The Hebdo killings, Rushdie wrote, is a “hate crime, just as the anti-Semitic attacks sweeping Europe and almost entirely carried out by Muslims are hate crimes. This issue has nothing to do with an oppressed and disadvantaged minority. It has everything to do with the battle against fanatical Islam, which is highly organised, well funded, and which seeks to terrify us all, Muslims as well as non-Muslims, into a cowed silence.” http://scroll.in/article/723627/salman-rushdie-slams-fellow-writers-for-boycotting-ceremony-to-honour-charlie-hebdo
It seems absurd to me that an award in the field of journalism, for speaking the truth, for freedom of expression and not being restricted by a country’s government, would create such a controversy at this prestigious American institution.
A Washington Post journalist, Jason Rezaian, has been languishing in an Iranian jail for over nine months. President Obama put his name on the national news cycle at the Correspondent’s Dinner. Gathering information as part of your job should not result in jail time, should not put you on a fatwa list, and should not get you gunned down in your office.
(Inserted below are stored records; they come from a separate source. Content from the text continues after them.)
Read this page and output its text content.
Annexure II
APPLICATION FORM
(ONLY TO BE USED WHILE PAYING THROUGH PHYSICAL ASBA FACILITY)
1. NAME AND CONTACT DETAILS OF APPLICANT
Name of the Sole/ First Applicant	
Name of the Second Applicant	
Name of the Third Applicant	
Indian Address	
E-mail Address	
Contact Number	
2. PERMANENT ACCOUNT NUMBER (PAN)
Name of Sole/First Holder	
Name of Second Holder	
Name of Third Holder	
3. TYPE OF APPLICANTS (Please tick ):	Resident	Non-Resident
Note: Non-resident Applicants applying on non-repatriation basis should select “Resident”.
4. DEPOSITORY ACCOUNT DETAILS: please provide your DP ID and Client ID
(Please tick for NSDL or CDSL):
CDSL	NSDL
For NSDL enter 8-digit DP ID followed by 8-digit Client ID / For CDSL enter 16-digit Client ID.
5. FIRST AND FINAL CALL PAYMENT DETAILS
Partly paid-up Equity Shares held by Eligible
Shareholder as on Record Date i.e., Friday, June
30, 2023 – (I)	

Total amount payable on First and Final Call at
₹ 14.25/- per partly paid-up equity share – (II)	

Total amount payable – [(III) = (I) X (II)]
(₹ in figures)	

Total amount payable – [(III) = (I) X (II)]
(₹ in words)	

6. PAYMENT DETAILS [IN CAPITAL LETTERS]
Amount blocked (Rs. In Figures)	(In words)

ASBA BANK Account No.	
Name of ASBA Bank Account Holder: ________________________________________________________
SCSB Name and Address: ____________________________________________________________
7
Yesterday I saw the Helen Mirren movie with a friend, Woman in Gold. The atrocities of Nazi Germany were portrayed in flashbacks. The Austrians never thought this could happen to them, and yet we saw sane, seemingly normal people standing by, silent, while Jewish people were humiliated in the street, had their stores closed and their artwork confiscated. In fact, Nazi soldiers were welcomed as they invaded their country. Silence and indifference.
When we start to restrict freedom of expression, we begin to silence freedom.